I’m trying to overcome the parts of each color that have weighed me down: The impatience, the annoyance, the unforgiving nature, the salty sting that creeps into the corners of my eyes when I am frustrated. But sometimes, the hardest thing to do is deny your genetics. Deny what is your material. Regardless, I have been trying more vigilantly the last few years to find an in-between. The attempt has, at times, been futile and I have had to start over more than once. My husband is the picture of calm and collected, even in high-pressure, stressful situations. He also has unparalleled levels of patience, even in the most frustrating scenarios. I am trying to emulate him in these regards, because those are character traits I admire greatly (white) and areas in which I have been lacking.

I don’t think I am as deeply red or blue as I used to be — but the changes have continually required me to re-think, re-draw, re-write. It’s been draft, after draft, after draft. But that’s the way it is when you are creating a thick biographical book, a masterpiece painting, or an album that is destined to be a classic.

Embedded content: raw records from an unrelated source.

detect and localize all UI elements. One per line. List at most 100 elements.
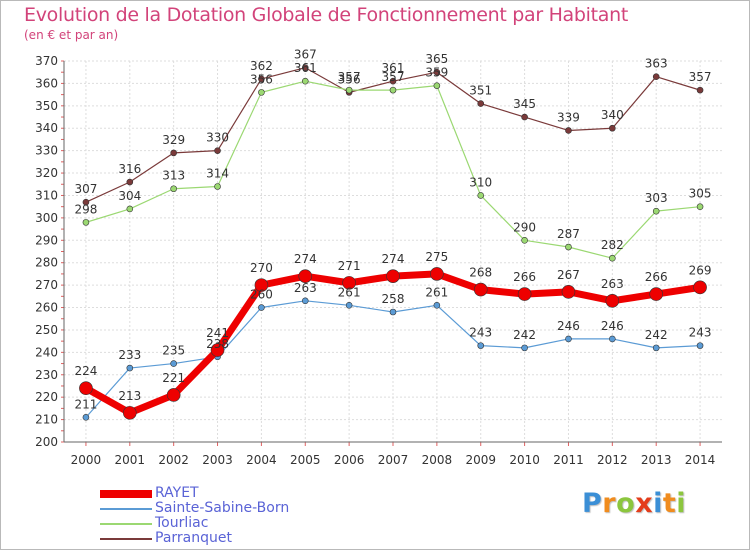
data-label-sainte-sabine-born: 246 <box>601 319 624 333</box>
data-point-parranquet <box>609 124 616 132</box>
data-label-parranquet: 345 <box>513 97 536 111</box>
data-label-tourliac: 303 <box>645 191 668 205</box>
data-point-tourliac <box>477 192 485 199</box>
data-point-sainte-sabine-born <box>477 342 485 349</box>
data-point-sainte-sabine-born <box>345 301 353 309</box>
data-point-tourliac <box>301 77 309 85</box>
x-tick-label: 2005 <box>290 453 321 467</box>
data-label-rayet: 271 <box>338 259 361 273</box>
y-tick-label: 340 <box>35 121 58 135</box>
y-tick-label: 270 <box>35 278 58 292</box>
data-label-sainte-sabine-born: 243 <box>689 326 712 340</box>
y-tick-label: 300 <box>35 211 58 225</box>
data-point-rayet <box>210 343 225 357</box>
x-tick-label: 2014 <box>685 453 716 467</box>
data-label-parranquet: 339 <box>557 110 580 124</box>
data-label-tourliac: 359 <box>425 66 448 80</box>
data-label-parranquet: 362 <box>250 59 273 73</box>
data-point-rayet <box>254 278 269 292</box>
data-label-tourliac: 305 <box>689 187 712 201</box>
data-point-tourliac <box>565 243 572 251</box>
data-label-tourliac: 298 <box>74 202 97 216</box>
data-label-sainte-sabine-born: 263 <box>294 281 317 295</box>
data-label-rayet: 266 <box>645 270 668 284</box>
legend-swatch-sainte-sabine-born <box>100 507 152 510</box>
data-label-rayet: 268 <box>469 266 492 280</box>
data-label-rayet: 274 <box>382 252 405 266</box>
data-label-rayet: 241 <box>206 326 229 340</box>
x-tick-label: 2008 <box>422 453 453 467</box>
data-point-sainte-sabine-born <box>521 344 528 352</box>
data-point-parranquet <box>214 147 221 154</box>
data-label-parranquet: 340 <box>601 108 624 122</box>
data-point-rayet <box>430 267 444 281</box>
data-label-tourliac: 361 <box>294 61 317 75</box>
logo-letter: o <box>616 488 636 519</box>
data-label-parranquet: 365 <box>425 52 448 66</box>
data-label-parranquet: 367 <box>294 48 317 62</box>
data-point-rayet <box>123 406 137 420</box>
data-point-tourliac <box>609 254 616 262</box>
legend-swatch-rayet <box>100 489 152 498</box>
x-tick-label: 2004 <box>246 453 277 467</box>
data-label-sainte-sabine-born: 258 <box>382 292 405 306</box>
y-tick-label: 310 <box>35 188 58 202</box>
data-point-tourliac <box>82 219 90 226</box>
data-point-sainte-sabine-born <box>301 297 309 305</box>
x-tick-label: 2006 <box>334 453 365 467</box>
data-point-tourliac <box>126 205 134 213</box>
y-tick-label: 330 <box>35 144 58 158</box>
data-point-sainte-sabine-born <box>170 360 177 367</box>
x-tick-label: 2011 <box>553 453 584 467</box>
data-point-tourliac <box>389 86 397 94</box>
data-label-parranquet: 307 <box>74 182 97 196</box>
data-label-sainte-sabine-born: 235 <box>162 344 185 358</box>
data-point-rayet <box>473 282 488 297</box>
data-point-parranquet <box>696 86 704 94</box>
y-tick-label: 260 <box>35 301 58 315</box>
data-point-sainte-sabine-born <box>652 344 660 352</box>
data-point-sainte-sabine-born <box>82 414 90 421</box>
data-point-rayet <box>342 276 356 290</box>
data-point-tourliac <box>696 203 704 210</box>
data-point-rayet <box>298 269 313 283</box>
data-label-sainte-sabine-born: 243 <box>469 326 492 340</box>
logo-letter: r <box>602 488 617 519</box>
data-label-sainte-sabine-born: 233 <box>118 348 141 362</box>
data-label-tourliac: 310 <box>469 175 492 189</box>
data-label-tourliac: 313 <box>162 169 185 183</box>
y-tick-label: 350 <box>35 99 58 113</box>
proxiti-logo: Proxiti <box>582 488 686 519</box>
logo-letter: i <box>676 488 687 519</box>
data-point-sainte-sabine-born <box>258 304 265 311</box>
data-label-rayet: 266 <box>513 270 536 284</box>
x-tick-label: 2012 <box>597 453 628 467</box>
y-tick-label: 200 <box>35 435 58 449</box>
data-point-tourliac <box>345 86 353 94</box>
data-label-tourliac: 356 <box>250 72 273 86</box>
data-label-rayet: 275 <box>425 250 448 264</box>
data-label-sainte-sabine-born: 246 <box>557 319 580 333</box>
data-label-rayet: 263 <box>601 277 624 291</box>
data-point-rayet <box>693 280 707 295</box>
data-label-rayet: 270 <box>250 261 273 275</box>
x-tick-label: 2002 <box>158 453 189 467</box>
logo-letter: x <box>635 488 654 519</box>
data-label-rayet: 274 <box>294 252 317 266</box>
legend-label-tourliac: Tourliac <box>155 515 209 531</box>
data-label-tourliac: 304 <box>118 189 141 203</box>
y-tick-label: 290 <box>35 233 58 247</box>
data-point-parranquet <box>521 113 528 121</box>
data-point-sainte-sabine-born <box>565 335 572 343</box>
data-label-sainte-sabine-born: 242 <box>513 328 536 342</box>
data-label-parranquet: 329 <box>162 133 185 147</box>
data-label-sainte-sabine-born: 261 <box>338 285 361 299</box>
data-point-tourliac <box>214 183 221 190</box>
data-label-sainte-sabine-born: 211 <box>74 397 97 411</box>
data-label-sainte-sabine-born: 242 <box>645 328 668 342</box>
y-tick-label: 320 <box>35 166 58 180</box>
data-point-rayet <box>517 287 532 301</box>
data-point-parranquet <box>433 68 441 76</box>
data-label-parranquet: 330 <box>206 131 229 145</box>
chart-subtitle: (en € et par an) <box>24 28 119 42</box>
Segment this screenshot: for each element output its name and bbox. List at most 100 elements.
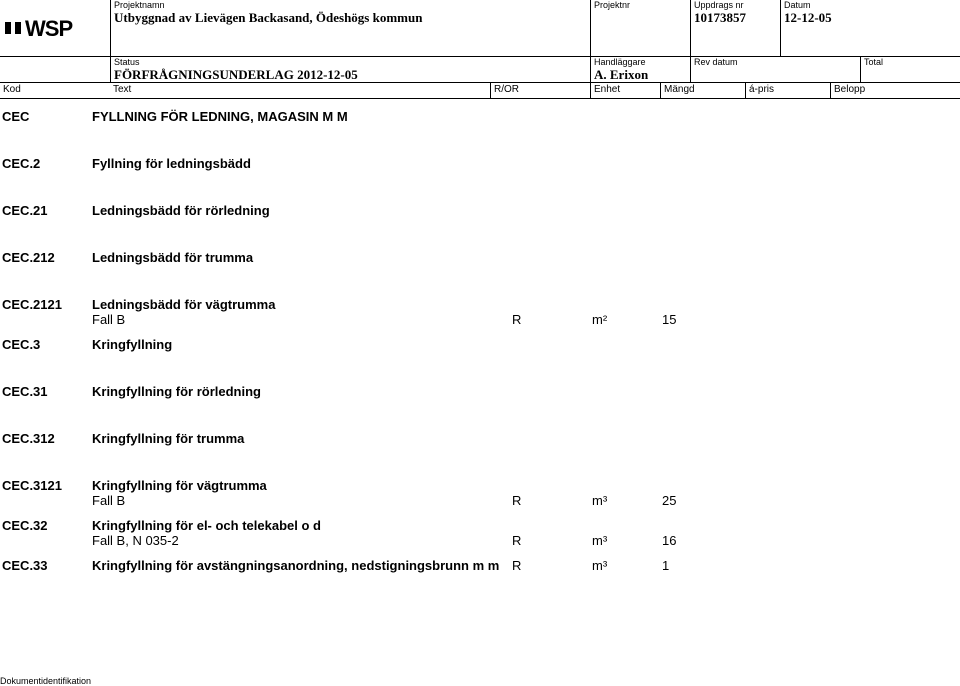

Toil, sweat, dark places, light places, and everything in between.

On my best days though, the scale finds a balance and I realize that purple, especially the deepest shade, is the most stunning color in the spectrum.

THE RIVERSIDE SHAKESPEARE

“I say there is no darkness/but ignorance.” — William Shakespeare

Today,
for the first time in more than a decade,
I dislodged The Riverside Shakespeare, Second Edition
from it’s prominent place
on my bedside table,
and blew a collection of dust from its cover.
Its primary use over the last few years has been:
to prop up my oil diffuser,
make a stand for the Kleenex box,
and create a handy shelf for my smaller book of “Shakespearean Insults”.
I had a love/hate relationship with this
behemoth
all through college.
The love part came
during the late nights of reading
“Macbeth” and “Twelfth Night”
while taking copious notes
in ragged college-ruled binders,
while dreaming up ideas for my next
20-page paper.
The hate part came when I had to lug the
15-pound volume across campus,
up several flights of stairs to the classroom.
(I’m sure I have curvature of the spine to this day.)
I’m re-reading “As You Like It” for the one-hundredth time,
as I will be seeing the play at the Utah Shakespeare Festival
in a few weeks.
I have a stand-alone, sparse copy of “As You Like It”,
but something from the bowels of  The Riverside Shakespeare
called to me.
As I cracked its well-worn binding
and leafed through its vellum-like pages,
all the notes and underlining
came back in a flood.
I used a silver gel pen
and the markings are thin and precise.
Hanging on Will’s words (and play on words) was a hobby of mine.
Only two Shakespeare classes were required for my major:
one tragedy, one comedy.
I took at least three additional,
including an independent study course
on the plays no one wants to read. (“Troilus and Cressida” anyone?)
Delving into Shakespeare’s meanings and teaching them in a concise way
was an expertise of my professor who had her own volumes of knowledge.
I’d been to her home previously,
where guests were greeted in her entryway by a suit of armor.
Her house was a living testament to the finer parts of the Middle Ages.
Reading Shakespeare plays is a difficult fete.
Understanding them is not easy — especially if you haven’t seen the play.
But in the end;
we know Macbeth’s wife cannot get out the damned spot,
we know Romeo & Juliet are destined to die,
we know Puck lurks merrily in the woods creating mischief.
However; I figured out more about myself from Shakespeare
than from any other classes I took in college.
In many ways,
even though Shakespeare’s era was more than 400 years ago,
I feel an indelible connection
to his snark, his wayward characters, and those he makes lovable.
Yet, all the while,
it reminds me of a period in my own life less than 20 years ago,
which was also riddled with
comedy,
tragedy,
darkness,
uncertainty,
and in the end, the brightest light.